Great Blue Heron Fishing at Low Water Bridge, Joplin
Check out this Great Blue Heron having a fishie.
I spotted the bird recently while driving over Joplin's Low Water Bridge and stopped to watch it for awhile. It's visible on the right.
Here it is, shot from the bridge with I-44 in the background, which illustrates that Joplin's McIndoe Park and Low Water Bridge over Shoal Creek in the south part of that Missouri city can be a great place to observe wildlife along Shoal Creek. The bridge, variously called Jackson Avenue Low Water Crossing or, locally, just "Low Water Bridge" is endangered by a proposal to replace it with a taller, wider bridge that wouldn't be as affected by flooding as this one is. See this Joplin Globe article.
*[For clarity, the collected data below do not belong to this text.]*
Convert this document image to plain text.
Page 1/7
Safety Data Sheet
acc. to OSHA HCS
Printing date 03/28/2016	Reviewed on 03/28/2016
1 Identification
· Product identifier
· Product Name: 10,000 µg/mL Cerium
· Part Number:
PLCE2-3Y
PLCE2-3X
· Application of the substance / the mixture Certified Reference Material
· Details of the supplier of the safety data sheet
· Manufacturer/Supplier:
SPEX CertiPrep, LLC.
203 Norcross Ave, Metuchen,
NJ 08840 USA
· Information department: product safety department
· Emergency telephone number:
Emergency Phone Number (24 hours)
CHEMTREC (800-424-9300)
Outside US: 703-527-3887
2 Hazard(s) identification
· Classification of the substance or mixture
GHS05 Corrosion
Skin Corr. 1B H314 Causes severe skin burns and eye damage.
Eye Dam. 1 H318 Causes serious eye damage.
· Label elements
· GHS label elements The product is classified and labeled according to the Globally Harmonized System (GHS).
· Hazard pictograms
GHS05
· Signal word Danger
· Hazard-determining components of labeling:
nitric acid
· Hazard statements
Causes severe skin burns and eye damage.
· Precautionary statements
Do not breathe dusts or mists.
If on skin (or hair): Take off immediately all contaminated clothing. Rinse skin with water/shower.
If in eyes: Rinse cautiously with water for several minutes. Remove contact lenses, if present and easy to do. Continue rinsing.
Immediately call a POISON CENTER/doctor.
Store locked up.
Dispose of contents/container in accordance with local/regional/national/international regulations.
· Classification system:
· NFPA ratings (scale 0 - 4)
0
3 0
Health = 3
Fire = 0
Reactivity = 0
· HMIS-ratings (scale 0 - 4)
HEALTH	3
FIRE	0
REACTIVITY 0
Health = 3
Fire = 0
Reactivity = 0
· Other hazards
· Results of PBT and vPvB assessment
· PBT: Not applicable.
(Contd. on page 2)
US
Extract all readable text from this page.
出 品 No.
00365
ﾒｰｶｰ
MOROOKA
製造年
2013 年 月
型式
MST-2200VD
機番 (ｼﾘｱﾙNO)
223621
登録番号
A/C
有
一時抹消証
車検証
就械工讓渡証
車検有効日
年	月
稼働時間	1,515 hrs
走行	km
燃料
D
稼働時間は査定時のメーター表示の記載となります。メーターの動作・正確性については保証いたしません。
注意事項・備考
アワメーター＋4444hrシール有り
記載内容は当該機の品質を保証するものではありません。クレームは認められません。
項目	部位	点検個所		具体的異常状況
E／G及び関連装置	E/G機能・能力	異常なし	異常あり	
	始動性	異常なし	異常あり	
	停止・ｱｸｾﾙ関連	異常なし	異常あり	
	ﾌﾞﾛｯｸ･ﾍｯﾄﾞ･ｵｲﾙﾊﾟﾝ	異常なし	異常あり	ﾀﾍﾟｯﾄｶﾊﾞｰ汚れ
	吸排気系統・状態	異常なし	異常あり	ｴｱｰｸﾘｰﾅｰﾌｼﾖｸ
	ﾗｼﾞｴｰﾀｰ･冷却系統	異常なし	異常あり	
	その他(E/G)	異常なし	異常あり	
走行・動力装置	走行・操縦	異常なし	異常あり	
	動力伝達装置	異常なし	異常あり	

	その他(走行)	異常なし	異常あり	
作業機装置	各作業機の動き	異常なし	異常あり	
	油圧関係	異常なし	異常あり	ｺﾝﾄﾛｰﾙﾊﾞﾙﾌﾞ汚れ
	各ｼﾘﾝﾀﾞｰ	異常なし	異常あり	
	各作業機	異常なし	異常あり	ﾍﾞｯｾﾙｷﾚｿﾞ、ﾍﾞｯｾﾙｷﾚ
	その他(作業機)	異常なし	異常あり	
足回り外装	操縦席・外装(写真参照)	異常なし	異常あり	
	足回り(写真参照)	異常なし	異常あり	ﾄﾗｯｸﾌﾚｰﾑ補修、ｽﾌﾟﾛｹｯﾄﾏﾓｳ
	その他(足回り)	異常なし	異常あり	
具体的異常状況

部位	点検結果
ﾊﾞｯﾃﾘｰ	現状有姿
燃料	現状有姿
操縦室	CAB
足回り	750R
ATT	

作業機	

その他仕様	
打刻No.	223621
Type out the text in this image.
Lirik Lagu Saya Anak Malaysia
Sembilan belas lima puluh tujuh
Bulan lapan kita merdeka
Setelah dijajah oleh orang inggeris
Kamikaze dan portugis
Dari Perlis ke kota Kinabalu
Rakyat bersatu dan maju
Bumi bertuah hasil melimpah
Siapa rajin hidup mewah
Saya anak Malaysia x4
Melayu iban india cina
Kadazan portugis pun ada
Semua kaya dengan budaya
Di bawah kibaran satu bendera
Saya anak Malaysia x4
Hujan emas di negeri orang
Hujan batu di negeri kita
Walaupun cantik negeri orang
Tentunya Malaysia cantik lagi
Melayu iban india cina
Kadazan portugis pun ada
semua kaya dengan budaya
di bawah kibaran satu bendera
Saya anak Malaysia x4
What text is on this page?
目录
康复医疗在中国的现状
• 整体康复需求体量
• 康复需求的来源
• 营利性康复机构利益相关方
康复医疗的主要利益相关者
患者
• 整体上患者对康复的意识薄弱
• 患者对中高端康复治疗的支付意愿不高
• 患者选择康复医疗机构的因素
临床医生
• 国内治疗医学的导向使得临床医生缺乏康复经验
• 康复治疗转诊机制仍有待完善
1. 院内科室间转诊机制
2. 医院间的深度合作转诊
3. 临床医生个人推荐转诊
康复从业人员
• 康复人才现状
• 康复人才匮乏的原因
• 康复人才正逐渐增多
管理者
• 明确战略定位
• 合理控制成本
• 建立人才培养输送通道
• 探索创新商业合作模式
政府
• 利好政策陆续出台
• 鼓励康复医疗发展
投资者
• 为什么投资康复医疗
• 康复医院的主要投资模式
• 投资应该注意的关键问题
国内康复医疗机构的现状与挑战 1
This proposal has met opposition due primarily to the historic value of the bridge, built, according to bridgehunter.com, in 1919 .
A petition is being circulated which calls for building the new bridge nearby but keeping Low Water Bridge for pedestrian and bicycle use. I think that's a good idea and I've signed it.
So here's that Blue Heron catching the fish. This is the second fish he caught in 20 minutes. The first time, I was too far away to get it.
Back to that bridge...
One of the design principles of a low water bridge is that, due to the lack of guard rails, water flows over the small profile of the bridge. Here's that idea in action on April 26, 2011 when Shoal Creek flooded. The bridge is actually submerged but you can tell where it is by the signs.
Following are a couple more videos I've shot in McIndoe Park, near Low Water Bridge.
A Neotibicen tibicen cicada is ovipositing (laying eggs) when a weed blowing in the wind annoys her to the point that she flies away. This was July 9, 2012 at 7:50pm. Due to nomenclature changes, Neoibicen tibicen was formerly known as Tibicen tibicen and before that, Tibicen chloromera.
August 11, 2011, 9:12 p.m - I had been looking for cicadas with no luck when I happened across this snake descending a tree along Shoal Creek. Note what happens when it checks out a spider on the way down. I believe it to be a black rat snake of the genus, Pantherophis, though I cannot ID the species (probably obsoleta). If anyone can ID the snake or spider, please comment.